I think that modern YA fiction has become increasingly sophisticated. We’ve got a lot of the heavy and serious, the dark and foreboding, and, of course, the seriously romantic. This is not a bad thing. Perhaps as a result, though, newer YA books have less whimsy than, say, the books mentioned above. For that matter, they seem to be written to appeal to an older audience. Do YA books nowadays skew to more mature topics and sensibilities? I can imagine that writers, editors, and publishers are really trying to capture that older teen, knowing that they will still get that younger reader because many kids tend to read up. Those in the book biz are also doing a good job of capturing the adult reader these days, which might be further evidence of my assertion. So they’ve got tweens, the older teens, AND the adults. Great for business! Despite this, since there are roughly 5,000 YA books published every year, quirky and funny books are definitely in the mix somewhere.

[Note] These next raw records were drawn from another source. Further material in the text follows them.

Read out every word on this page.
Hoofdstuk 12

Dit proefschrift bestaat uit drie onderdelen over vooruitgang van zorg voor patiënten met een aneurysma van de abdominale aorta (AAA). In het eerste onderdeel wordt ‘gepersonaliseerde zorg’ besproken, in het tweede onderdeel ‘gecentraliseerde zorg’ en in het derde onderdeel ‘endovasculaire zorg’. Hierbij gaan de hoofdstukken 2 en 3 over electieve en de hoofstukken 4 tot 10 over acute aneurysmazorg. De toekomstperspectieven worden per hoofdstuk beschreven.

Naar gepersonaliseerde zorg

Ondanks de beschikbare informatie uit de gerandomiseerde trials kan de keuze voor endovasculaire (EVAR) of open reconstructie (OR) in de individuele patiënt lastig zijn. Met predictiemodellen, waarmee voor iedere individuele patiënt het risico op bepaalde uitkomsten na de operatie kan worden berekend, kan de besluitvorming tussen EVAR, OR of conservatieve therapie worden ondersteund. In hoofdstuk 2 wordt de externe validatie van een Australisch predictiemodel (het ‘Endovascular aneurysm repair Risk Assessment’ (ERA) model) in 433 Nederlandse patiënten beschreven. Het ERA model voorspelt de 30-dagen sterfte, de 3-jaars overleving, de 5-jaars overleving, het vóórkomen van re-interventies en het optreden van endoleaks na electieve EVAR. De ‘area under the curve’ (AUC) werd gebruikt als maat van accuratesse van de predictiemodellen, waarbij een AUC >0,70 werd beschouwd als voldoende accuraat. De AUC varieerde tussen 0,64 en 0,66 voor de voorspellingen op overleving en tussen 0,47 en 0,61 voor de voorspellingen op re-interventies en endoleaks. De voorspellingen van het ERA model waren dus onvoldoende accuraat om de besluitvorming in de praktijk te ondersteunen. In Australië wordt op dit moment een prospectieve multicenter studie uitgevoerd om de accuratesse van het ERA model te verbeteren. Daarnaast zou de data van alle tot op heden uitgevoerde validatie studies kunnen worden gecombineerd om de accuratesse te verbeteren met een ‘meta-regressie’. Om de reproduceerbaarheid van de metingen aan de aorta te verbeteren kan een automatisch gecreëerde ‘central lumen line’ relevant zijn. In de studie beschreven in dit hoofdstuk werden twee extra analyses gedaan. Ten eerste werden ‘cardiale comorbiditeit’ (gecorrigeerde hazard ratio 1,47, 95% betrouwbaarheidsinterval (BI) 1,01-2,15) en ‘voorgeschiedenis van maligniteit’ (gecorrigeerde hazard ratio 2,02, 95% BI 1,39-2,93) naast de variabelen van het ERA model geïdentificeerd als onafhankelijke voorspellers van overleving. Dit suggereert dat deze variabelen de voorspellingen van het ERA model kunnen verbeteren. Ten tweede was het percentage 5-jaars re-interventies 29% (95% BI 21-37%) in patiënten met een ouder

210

I find that many YA books, instead of being entirely wacky in and of themselves, incorporate quirky and interesting secondary characters, often the best friend or the sibling. Sometimes though, the main characters are just endearingly and hilariously quirky. Here are a few of my faves in no particular order:
- How I Stole Johnny Depp’s Alien Girlfriend by Gary Ghislain
Malou and Zelda rocked my world. They are both take-no-prisoners strong, but are also fabulously quirky!
- Bad Island by Doug TenNapel
Shipwrecks, crazy monsters, mysteries galore — my absolute favorite thing about this book is Janie and her pet snake.
- Freak Magnet by Andrew Auseon
Charlie is the “freak” in this book’s title. He’s definitely an unusual fellow, it’s true. Lucky for our “magnet” Gloria, he’s also very smart, kind, funny and super interesting!
- Me and Earl and the Dying Girl by Jesse Andrews
Oh, Earl. You can be very raunchy and inappropriate, but I still want to hang out with you because you are awesome!
- Sorta Like a Rockstar by Matthew Quick
Amber Appleton. You are amazing. Strange, quirky, and sometimes annoyingly upbeat? Yes, but amazing all the same.
Even though they aren’t the most current books in the world, I’d be remiss not to mention The Confessions of Georgia Nicholson by Louise Rennison. I mean, come on, Libby? That is one quirky little kid. Also, Weetzie Bat by Francesca Lia Block. Dudes, Weetzie dances to the tune of her own drummer and that is that. Any quirky books or characters you appreciate? Tell me about them in the comments!